When the input data set is TYPE=CORR, TYPE=COV, or TYPE=CSSCP, then PROC CANDISC reads the number of observations for each class from the observations with _TYPE_=’N’ and the variable means in each class from the observations with _TYPE_=’MEAN’. The CANDISC procedure then reads the within-class correlations from the observations with _TYPE_=’CORR’, the standard deviations from the observations with _TYPE_=’STD’ (data set TYPE=CORR), the within-class covariances from the observations with _TYPE_=’COV’ (data set TYPE=COV), or the within-class corrected sums of squares and crossproducts from the observations with _TYPE_=’CSSCP’ (data set TYPE=CSSCP).


When the data set does not include any observations with _TYPE_=’CORR’ (data set TYPE=CORR), _TYPE_=’COV’ (data set TYPE=COV), or _TYPE_=’CSSCP’ (data set TYPE=CSSCP) for each class, PROC CANDISC reads the pooled within-class information from the data set. In this case, PROC CANDISC reads the pooled within-class correlations from the observations with _TYPE_=’PCORR’, the pooled within-class standard deviations from the observations with _TYPE_=’PSTD’ (data set TYPE=CORR), the pooled within-class covariances from the observations with _TYPE_=’PCOV’ (data set TYPE=COV), or the pooled within-class corrected SSCP matrix from the observations with_TYPE_=’PSSCP’ (data set TYPE=CSSCP).

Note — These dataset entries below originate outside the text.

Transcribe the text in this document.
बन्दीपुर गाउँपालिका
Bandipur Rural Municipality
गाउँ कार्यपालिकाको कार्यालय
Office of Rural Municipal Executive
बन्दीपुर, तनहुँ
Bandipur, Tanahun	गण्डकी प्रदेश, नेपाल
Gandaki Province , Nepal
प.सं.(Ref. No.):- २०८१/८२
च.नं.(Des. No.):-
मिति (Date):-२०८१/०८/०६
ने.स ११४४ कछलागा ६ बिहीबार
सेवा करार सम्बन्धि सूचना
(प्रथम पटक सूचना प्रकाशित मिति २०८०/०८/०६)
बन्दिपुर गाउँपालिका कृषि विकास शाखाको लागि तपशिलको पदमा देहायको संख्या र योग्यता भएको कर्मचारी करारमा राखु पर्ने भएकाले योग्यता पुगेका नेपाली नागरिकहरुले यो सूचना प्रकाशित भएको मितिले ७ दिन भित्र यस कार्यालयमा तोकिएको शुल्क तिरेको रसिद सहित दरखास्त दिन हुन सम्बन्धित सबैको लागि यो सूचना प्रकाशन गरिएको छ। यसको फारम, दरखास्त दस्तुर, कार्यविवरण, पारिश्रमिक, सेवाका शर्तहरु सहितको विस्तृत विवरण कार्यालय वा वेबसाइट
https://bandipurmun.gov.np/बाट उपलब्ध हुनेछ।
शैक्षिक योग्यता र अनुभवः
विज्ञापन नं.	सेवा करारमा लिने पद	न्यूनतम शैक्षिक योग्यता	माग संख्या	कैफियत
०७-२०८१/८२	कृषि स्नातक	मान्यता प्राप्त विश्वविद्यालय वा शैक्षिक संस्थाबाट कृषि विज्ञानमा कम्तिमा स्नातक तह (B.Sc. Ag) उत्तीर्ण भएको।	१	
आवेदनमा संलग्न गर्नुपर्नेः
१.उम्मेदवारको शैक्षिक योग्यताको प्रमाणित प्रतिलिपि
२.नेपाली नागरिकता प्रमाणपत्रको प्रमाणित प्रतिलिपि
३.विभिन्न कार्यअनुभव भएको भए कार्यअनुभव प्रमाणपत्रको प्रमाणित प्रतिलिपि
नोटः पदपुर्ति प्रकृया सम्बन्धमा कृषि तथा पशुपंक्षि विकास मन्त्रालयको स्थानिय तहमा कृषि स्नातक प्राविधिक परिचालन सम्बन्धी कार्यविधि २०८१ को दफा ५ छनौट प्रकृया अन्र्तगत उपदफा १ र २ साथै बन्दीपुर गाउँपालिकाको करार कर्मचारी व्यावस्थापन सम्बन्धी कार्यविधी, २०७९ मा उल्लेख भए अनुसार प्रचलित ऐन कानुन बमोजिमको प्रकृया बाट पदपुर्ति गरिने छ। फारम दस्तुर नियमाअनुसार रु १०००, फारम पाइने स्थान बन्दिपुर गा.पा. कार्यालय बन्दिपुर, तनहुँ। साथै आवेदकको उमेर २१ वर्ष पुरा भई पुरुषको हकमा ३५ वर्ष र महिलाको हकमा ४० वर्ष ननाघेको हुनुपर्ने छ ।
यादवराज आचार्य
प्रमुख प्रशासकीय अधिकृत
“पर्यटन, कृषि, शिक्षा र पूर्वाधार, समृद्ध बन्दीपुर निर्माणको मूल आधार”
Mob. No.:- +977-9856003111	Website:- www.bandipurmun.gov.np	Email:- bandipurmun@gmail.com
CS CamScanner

When the input data set is TYPE=SSCP, then PROC CANDISC reads the number of observations for each class from the observations with _TYPE_=’N’, the sum of weights of observations from the variable INTERCEPT in observations with _TYPE_=’SSCP’ and _NAME_=’INTERCEPT’, the variable sums from the variable=variablenames in observations with _TYPE_=’SSCP’ and _NAME_=’INTERCEPT’, and the uncorrected sums of squares and crossproducts from the variable=variablenames in observations with _TYPE_=’SSCP’ and _NAME_=variablenames.